Beyond Good and Evil is a breath of fresh air against the platitudes of my social-academic life at the moment. After bonding with others on a real and meaningful level and living without hierarchies among us during the summer, to re-enter the university ‘system’ is harrowing for me.
Here the general population of students doesn’t think with instinct or passion. They talk as though they are thinking ‘reasonably’, ‘tolerably’, ‘politely’, etc. It is a civilization for people civilized into a particular way of thought. It’s also disenchanting. And it is apparent from most of my formal learning environments that the university would rather have you ask an ‘academic’ question rather than a ‘sincere’ one, and this is where the university has failed our sense of community and provided us with alienation, where it has deepened the proletarianization of student life.
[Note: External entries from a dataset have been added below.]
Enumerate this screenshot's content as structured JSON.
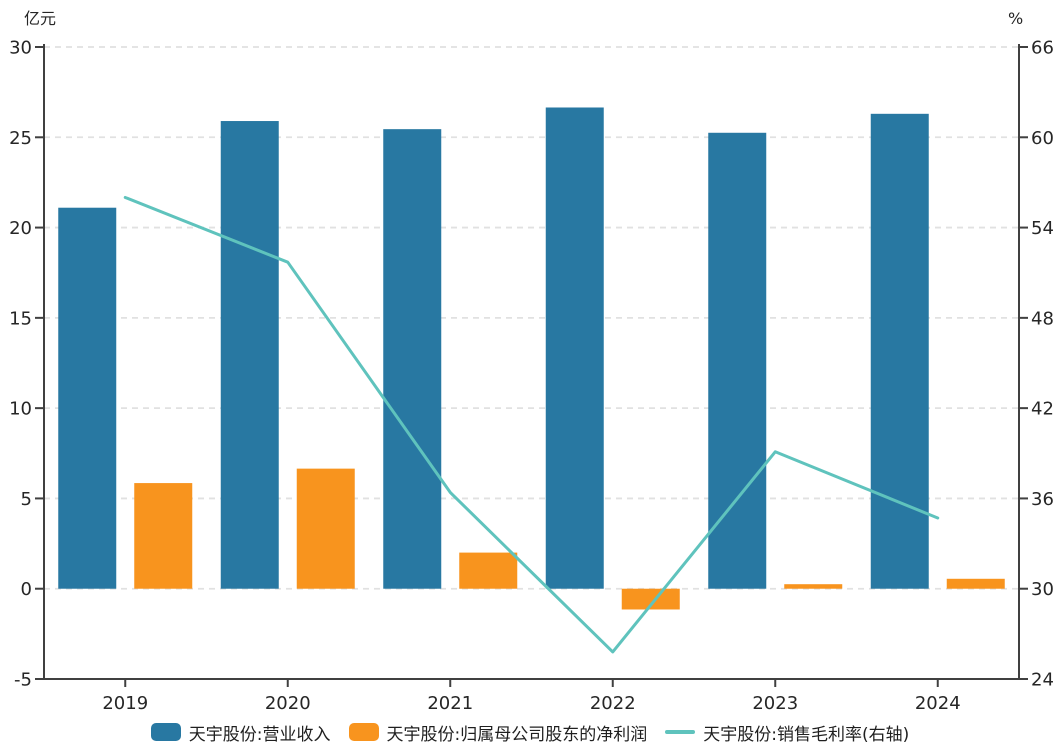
{
  "chart_data": {
    "type": "bar+line combo",
    "title": "",
    "categories": [
      "2019",
      "2020",
      "2021",
      "2022",
      "2023",
      "2024"
    ],
    "series": [
      {
        "name": "天宇股份:营业收入",
        "type": "bar",
        "axis": "left",
        "color": "#2878a2",
        "values": [
          21.1,
          25.9,
          25.45,
          26.65,
          25.25,
          26.3
        ]
      },
      {
        "name": "天宇股份:归属母公司股东的净利润",
        "type": "bar",
        "axis": "left",
        "color": "#f8941e",
        "values": [
          5.85,
          6.65,
          2.0,
          -1.15,
          0.25,
          0.55
        ]
      },
      {
        "name": "天宇股份:销售毛利率(右轴)",
        "type": "line",
        "axis": "right",
        "color": "#5fc3bd",
        "values": [
          56.0,
          51.7,
          36.4,
          25.8,
          39.1,
          34.7
        ]
      }
    ],
    "left_axis": {
      "unit": "亿元",
      "min": -5,
      "max": 30,
      "ticks": [
        30,
        25,
        20,
        15,
        10,
        5,
        0,
        -5
      ]
    },
    "right_axis": {
      "unit": "%",
      "min": 24,
      "max": 66,
      "ticks": [
        66,
        60,
        54,
        48,
        42,
        36,
        30,
        24
      ]
    },
    "legend_position": "bottom",
    "grid": "horizontal-dashed",
    "grid_color": "#e1e1e1",
    "axis_color": "#404040",
    "text_color": "#262626"
  }
}
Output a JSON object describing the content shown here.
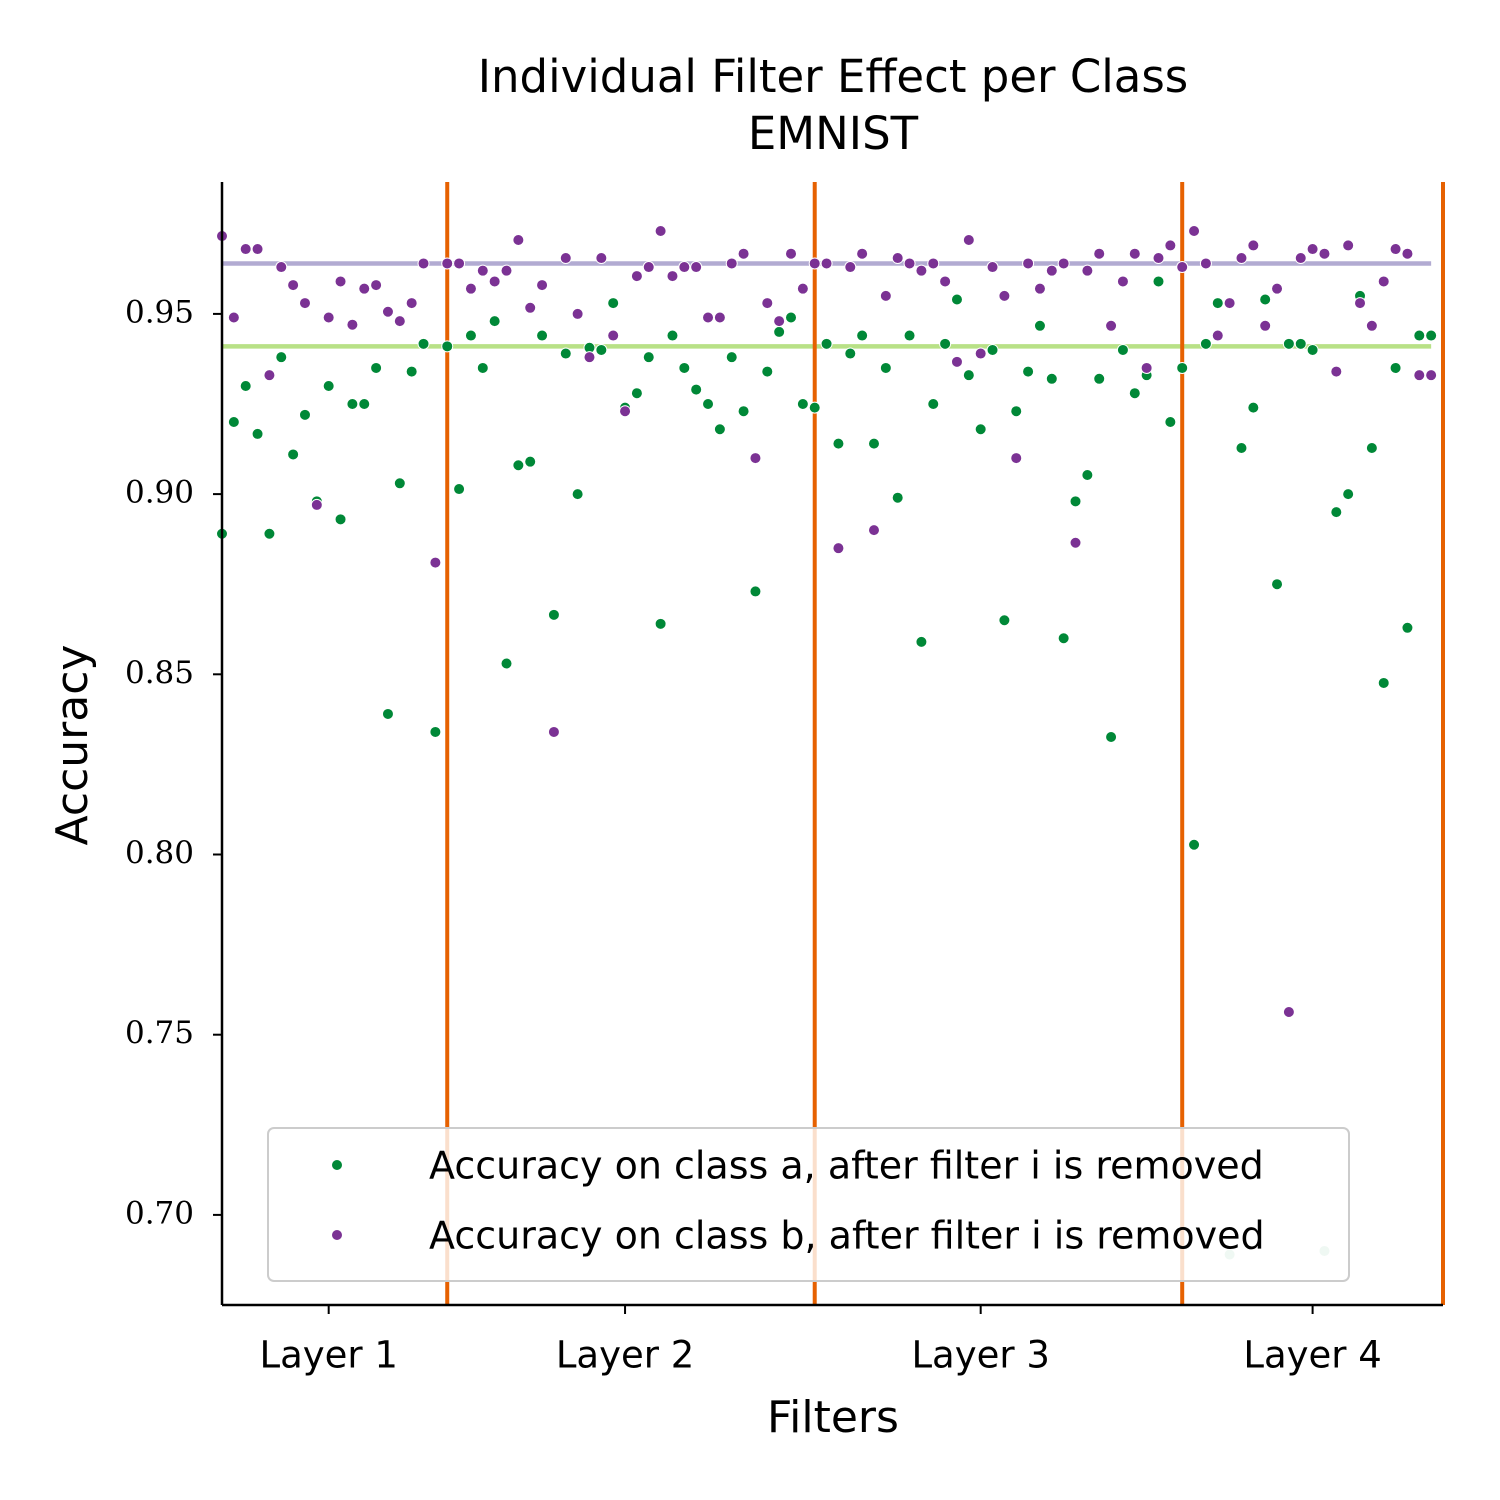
{
  "chart_data": {
    "type": "scatter",
    "title": "Individual Filter Effect per Class",
    "subtitle": "EMNIST",
    "x_label": "Filters",
    "y_label": "Accuracy",
    "x": [
      0,
      1,
      2,
      3,
      4,
      5,
      6,
      7,
      8,
      9,
      10,
      11,
      12,
      13,
      14,
      15,
      16,
      17,
      18,
      19,
      20,
      21,
      22,
      23,
      24,
      25,
      26,
      27,
      28,
      29,
      30,
      31,
      32,
      33,
      34,
      35,
      36,
      37,
      38,
      39,
      40,
      41,
      42,
      43,
      44,
      45,
      46,
      47,
      48,
      49,
      50,
      51,
      52,
      53,
      54,
      55,
      56,
      57,
      58,
      59,
      60,
      61,
      62,
      63,
      64,
      65,
      66,
      67,
      68,
      69,
      70,
      71,
      72,
      73,
      74,
      75,
      76,
      77,
      78,
      79,
      80,
      81,
      82,
      83,
      84,
      85,
      86,
      87,
      88,
      89,
      90,
      91,
      92,
      93,
      94,
      95,
      96,
      97,
      98,
      99,
      100,
      101,
      102
    ],
    "series": [
      {
        "name": "Accuracy on class a, after filter i is removed",
        "color": "#008837",
        "values": [
          0.889,
          0.92,
          0.93,
          0.9167,
          0.889,
          0.938,
          0.911,
          0.922,
          0.898,
          0.93,
          0.893,
          0.925,
          0.925,
          0.935,
          0.839,
          0.903,
          0.934,
          0.9417,
          0.834,
          0.941,
          0.9014,
          0.944,
          0.935,
          0.948,
          0.853,
          0.908,
          0.909,
          0.944,
          0.8665,
          0.939,
          0.9,
          0.9406,
          0.94,
          0.953,
          0.924,
          0.928,
          0.938,
          0.864,
          0.944,
          0.935,
          0.929,
          0.925,
          0.918,
          0.938,
          0.923,
          0.873,
          0.934,
          0.945,
          0.949,
          0.925,
          0.924,
          0.9417,
          0.914,
          0.939,
          0.944,
          0.914,
          0.935,
          0.899,
          0.944,
          0.859,
          0.925,
          0.9417,
          0.954,
          0.933,
          0.918,
          0.94,
          0.865,
          0.923,
          0.934,
          0.9467,
          0.932,
          0.86,
          0.898,
          0.9053,
          0.932,
          0.8326,
          0.94,
          0.928,
          0.933,
          0.959,
          0.92,
          0.935,
          0.8027,
          0.9417,
          0.953,
          0.689,
          0.9128,
          0.924,
          0.954,
          0.875,
          0.9417,
          0.9417,
          0.94,
          0.69,
          0.895,
          0.9,
          0.955,
          0.9128,
          0.8476,
          0.935,
          0.8629,
          0.944,
          0.944
        ]
      },
      {
        "name": "Accuracy on class b, after filter i is removed",
        "color": "#7b3294",
        "values": [
          0.9716,
          0.949,
          0.968,
          0.968,
          0.933,
          0.963,
          0.958,
          0.953,
          0.897,
          0.949,
          0.959,
          0.947,
          0.957,
          0.958,
          0.9506,
          0.948,
          0.953,
          0.964,
          0.881,
          0.964,
          0.964,
          0.957,
          0.962,
          0.959,
          0.962,
          0.9705,
          0.9517,
          0.958,
          0.834,
          0.9655,
          0.95,
          0.938,
          0.9655,
          0.944,
          0.923,
          0.9605,
          0.963,
          0.973,
          0.9605,
          0.963,
          0.963,
          0.949,
          0.949,
          0.964,
          0.9667,
          0.91,
          0.953,
          0.948,
          0.9667,
          0.957,
          0.964,
          0.964,
          0.885,
          0.963,
          0.9667,
          0.89,
          0.955,
          0.9655,
          0.964,
          0.962,
          0.964,
          0.959,
          0.9367,
          0.9705,
          0.939,
          0.963,
          0.955,
          0.91,
          0.964,
          0.957,
          0.962,
          0.964,
          0.8865,
          0.962,
          0.9667,
          0.9467,
          0.959,
          0.9667,
          0.935,
          0.9655,
          0.969,
          0.963,
          0.973,
          0.964,
          0.944,
          0.953,
          0.9655,
          0.969,
          0.9467,
          0.957,
          0.7563,
          0.9655,
          0.968,
          0.9667,
          0.934,
          0.969,
          0.953,
          0.9467,
          0.959,
          0.968,
          0.9667,
          0.933,
          0.933
        ]
      }
    ],
    "hlines": [
      {
        "value": 0.964,
        "color": "#b2abd2"
      },
      {
        "value": 0.941,
        "color": "#b8e186"
      }
    ],
    "vlines": [
      19,
      50,
      81,
      103
    ],
    "vline_color": "#e66101",
    "xlim": [
      0,
      103
    ],
    "ylim": [
      0.675,
      0.9866
    ],
    "xticks": [
      {
        "value": 9,
        "label": "Layer 1"
      },
      {
        "value": 34,
        "label": "Layer 2"
      },
      {
        "value": 64,
        "label": "Layer 3"
      },
      {
        "value": 92,
        "label": "Layer 4"
      }
    ],
    "yticks": [
      {
        "value": 0.7,
        "label": "0.70"
      },
      0.75,
      {
        "value": 0.8,
        "label": "0.80"
      },
      0.85,
      {
        "value": 0.9,
        "label": "0.90"
      },
      0.95
    ],
    "legend": "lower center"
  }
}
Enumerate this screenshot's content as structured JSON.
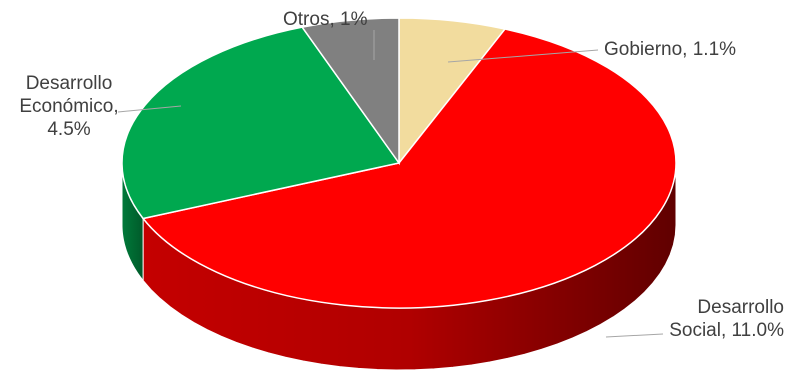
{
  "chart_data": {
    "type": "pie",
    "title": "",
    "slices": [
      {
        "label_lines": [
          "Gobierno, 1.1%"
        ],
        "value": 1.1,
        "color": "#f2dc9e"
      },
      {
        "label_lines": [
          "Desarrollo",
          "Social, 11.0%"
        ],
        "value": 11.0,
        "color": "#ff0000"
      },
      {
        "label_lines": [
          "Desarrollo",
          "Económico,",
          "4.5%"
        ],
        "value": 4.5,
        "color": "#00a84f"
      },
      {
        "label_lines": [
          "Otros, 1%"
        ],
        "value": 1,
        "color": "#808080"
      }
    ],
    "legend": "none",
    "style": "3d"
  }
}
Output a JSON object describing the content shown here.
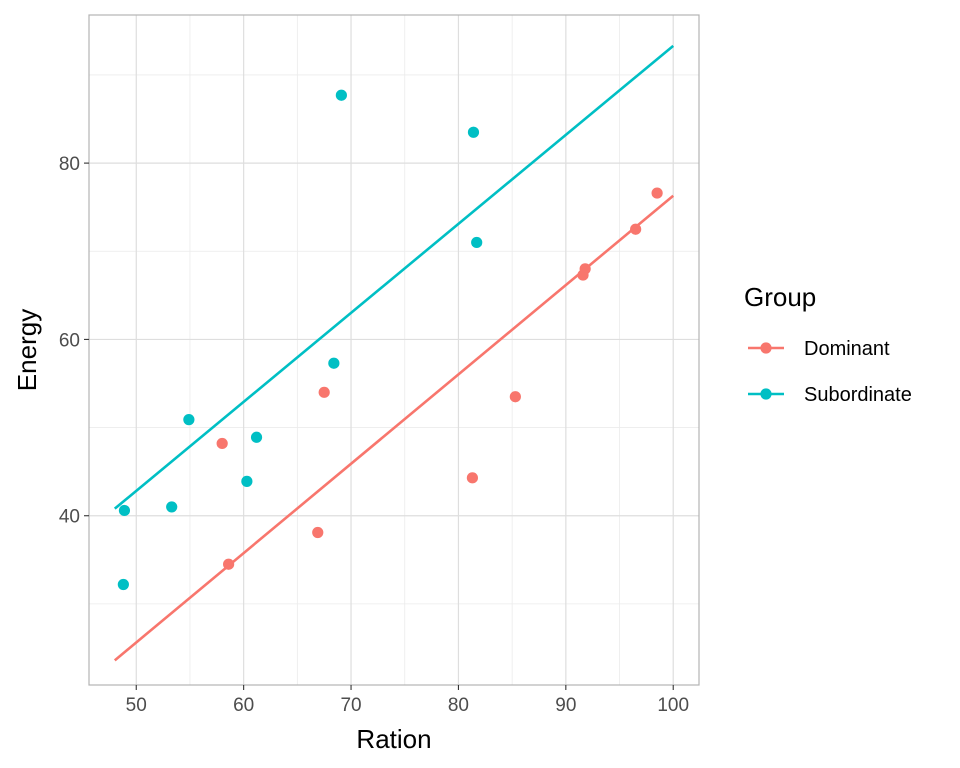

But in reading Nietzsche, I find that sincerity. His critique of the ‘philosophers’ in particular is that all their work – which typically makes a formal point to categorize truths and falsehoods or more generally “binary opposites” – has been taken more seriously than it should. This probably sounds ridiculous because he has himself been elevated more recently to the status of ‘philosopher’. I think his particular way of thinking really gets to the heart of our distinctions, and our reasons for having them – which go so far beyond analytic thought that it makes hardly any sense to talk about it in analytic terms.